“L’aggiornamento degli impianti realizzato ha presentato problemi di assestamento. È stato attivato un tavolo di confronto con Rfi e Trenitalia con analisi specifiche e presidi sulle sale operative e sull’infrastruttura al fine di individuare i punti deboli su cui intervenire per ripristinare la puntualità del servizio”. L’assessore regionale ai Trasporti Marco Gabusi torna sul problema della Pinerolo-Chivasso, che ha registrato un inizio 2026 da incubo per i pendolari, tra ritardi e cancellazioni che rendono un’impresa spostarsi da Pinerolo a Torino e viceversa.
Le lamentele si sono moltiplicate, portando i sindacati a intervenire, l’assessora alla mobilità pinerolese a fare un’iniziativa di protesta e le forze del campo largo a chiedere le dimissioni di Gabusi. Una sollevazione che arriva anche sui banchi del Consiglio regionale. L’assessore infatti ha risposto all’interrogazione del consigliere Alberto Unia (M5S) ammettendo le criticità e prospettando due interventi e un impegno.

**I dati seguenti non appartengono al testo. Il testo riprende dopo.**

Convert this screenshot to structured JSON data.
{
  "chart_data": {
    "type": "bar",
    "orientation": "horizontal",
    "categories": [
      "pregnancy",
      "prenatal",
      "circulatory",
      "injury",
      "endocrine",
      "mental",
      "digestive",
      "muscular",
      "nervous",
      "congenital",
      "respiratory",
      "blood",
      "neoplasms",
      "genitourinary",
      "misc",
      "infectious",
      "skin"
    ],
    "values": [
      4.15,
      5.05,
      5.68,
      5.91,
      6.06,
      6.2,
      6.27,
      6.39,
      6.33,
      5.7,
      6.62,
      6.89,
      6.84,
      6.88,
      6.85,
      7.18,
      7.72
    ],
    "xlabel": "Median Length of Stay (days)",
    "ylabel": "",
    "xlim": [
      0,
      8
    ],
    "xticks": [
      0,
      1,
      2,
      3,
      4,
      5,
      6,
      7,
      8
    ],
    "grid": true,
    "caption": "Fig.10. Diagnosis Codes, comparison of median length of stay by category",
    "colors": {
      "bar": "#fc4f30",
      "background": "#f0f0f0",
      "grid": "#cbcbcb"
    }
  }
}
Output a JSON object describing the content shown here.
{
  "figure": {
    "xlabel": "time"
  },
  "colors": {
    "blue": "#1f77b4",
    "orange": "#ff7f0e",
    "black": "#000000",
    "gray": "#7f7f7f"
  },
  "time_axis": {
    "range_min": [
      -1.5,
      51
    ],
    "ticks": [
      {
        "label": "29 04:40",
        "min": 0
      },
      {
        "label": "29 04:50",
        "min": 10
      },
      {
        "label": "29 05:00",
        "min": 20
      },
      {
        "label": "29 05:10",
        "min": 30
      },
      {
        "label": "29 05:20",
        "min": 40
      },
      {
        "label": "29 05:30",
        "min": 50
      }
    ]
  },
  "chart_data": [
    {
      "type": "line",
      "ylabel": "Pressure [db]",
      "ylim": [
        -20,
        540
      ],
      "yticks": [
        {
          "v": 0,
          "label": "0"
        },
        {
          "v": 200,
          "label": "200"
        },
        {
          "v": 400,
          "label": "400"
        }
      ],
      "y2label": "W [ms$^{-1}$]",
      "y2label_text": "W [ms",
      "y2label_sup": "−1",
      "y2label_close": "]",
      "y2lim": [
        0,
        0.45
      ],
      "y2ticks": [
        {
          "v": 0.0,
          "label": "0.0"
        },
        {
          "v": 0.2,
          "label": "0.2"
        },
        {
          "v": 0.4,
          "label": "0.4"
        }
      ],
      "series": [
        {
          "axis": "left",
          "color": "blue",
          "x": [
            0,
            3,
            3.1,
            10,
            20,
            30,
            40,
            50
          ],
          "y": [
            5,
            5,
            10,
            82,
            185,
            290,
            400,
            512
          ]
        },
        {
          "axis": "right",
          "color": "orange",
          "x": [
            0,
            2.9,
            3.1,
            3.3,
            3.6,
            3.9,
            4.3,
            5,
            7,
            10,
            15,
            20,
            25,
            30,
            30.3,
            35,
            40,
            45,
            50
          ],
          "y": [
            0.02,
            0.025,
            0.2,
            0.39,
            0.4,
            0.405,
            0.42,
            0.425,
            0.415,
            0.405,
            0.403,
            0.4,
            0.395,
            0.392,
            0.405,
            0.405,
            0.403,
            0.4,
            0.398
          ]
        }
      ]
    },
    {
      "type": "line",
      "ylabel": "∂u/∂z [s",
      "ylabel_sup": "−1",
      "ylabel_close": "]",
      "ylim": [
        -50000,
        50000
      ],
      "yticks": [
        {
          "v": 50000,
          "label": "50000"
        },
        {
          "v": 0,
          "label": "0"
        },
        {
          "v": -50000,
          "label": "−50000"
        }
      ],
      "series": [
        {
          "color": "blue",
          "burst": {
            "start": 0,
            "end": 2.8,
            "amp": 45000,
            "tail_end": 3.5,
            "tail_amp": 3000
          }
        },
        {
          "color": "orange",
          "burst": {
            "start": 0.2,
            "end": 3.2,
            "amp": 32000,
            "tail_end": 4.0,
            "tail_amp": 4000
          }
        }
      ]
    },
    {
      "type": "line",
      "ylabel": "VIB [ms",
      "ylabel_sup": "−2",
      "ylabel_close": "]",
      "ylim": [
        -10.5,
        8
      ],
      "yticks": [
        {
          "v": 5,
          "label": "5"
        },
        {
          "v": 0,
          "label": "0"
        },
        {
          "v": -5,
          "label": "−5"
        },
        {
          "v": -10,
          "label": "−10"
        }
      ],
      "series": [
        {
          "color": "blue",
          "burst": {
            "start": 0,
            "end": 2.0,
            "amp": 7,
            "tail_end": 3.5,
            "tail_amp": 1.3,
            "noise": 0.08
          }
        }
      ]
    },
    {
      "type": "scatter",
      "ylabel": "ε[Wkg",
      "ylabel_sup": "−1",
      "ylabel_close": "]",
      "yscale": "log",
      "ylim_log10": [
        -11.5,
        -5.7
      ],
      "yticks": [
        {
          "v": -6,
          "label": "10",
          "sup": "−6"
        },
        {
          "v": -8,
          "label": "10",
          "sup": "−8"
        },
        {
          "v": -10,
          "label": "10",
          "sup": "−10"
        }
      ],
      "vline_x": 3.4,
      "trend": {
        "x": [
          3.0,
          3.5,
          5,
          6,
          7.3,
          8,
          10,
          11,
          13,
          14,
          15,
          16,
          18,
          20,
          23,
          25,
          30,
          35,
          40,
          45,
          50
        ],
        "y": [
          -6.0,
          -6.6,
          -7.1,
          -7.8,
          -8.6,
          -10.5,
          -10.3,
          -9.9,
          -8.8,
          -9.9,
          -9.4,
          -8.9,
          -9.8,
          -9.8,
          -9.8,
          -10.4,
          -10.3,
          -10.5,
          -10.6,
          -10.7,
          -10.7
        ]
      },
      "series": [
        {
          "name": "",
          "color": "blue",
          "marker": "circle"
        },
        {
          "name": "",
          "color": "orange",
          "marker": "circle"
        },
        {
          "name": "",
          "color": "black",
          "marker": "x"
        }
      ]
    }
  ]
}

Ad Airasca Rfi ha attivato un presidio in stazione per garantire “un pronto intervento in caso di anomalie”, visto che è stato individuato “un elemento di criticità nell’affidabilità dei sistemi di comando e controllo della linea”, inoltre sono stati presi provvedimenti nelle sale operative per migliorare la comunicazione. Molti pendolari, infatti, si lamentano che i ritardi e le cancellazioni non sono comunicate tempestivamente, non permettendo di orientarsi su altre soluzioni, come i bus.
Infine c’è l’impegno a garantire le corse più delicate: quelle dei pendolari al mattino, in direzione Torino, e al pomeriggio, in direzione Pinerolo, oltre a quelle per gli studenti.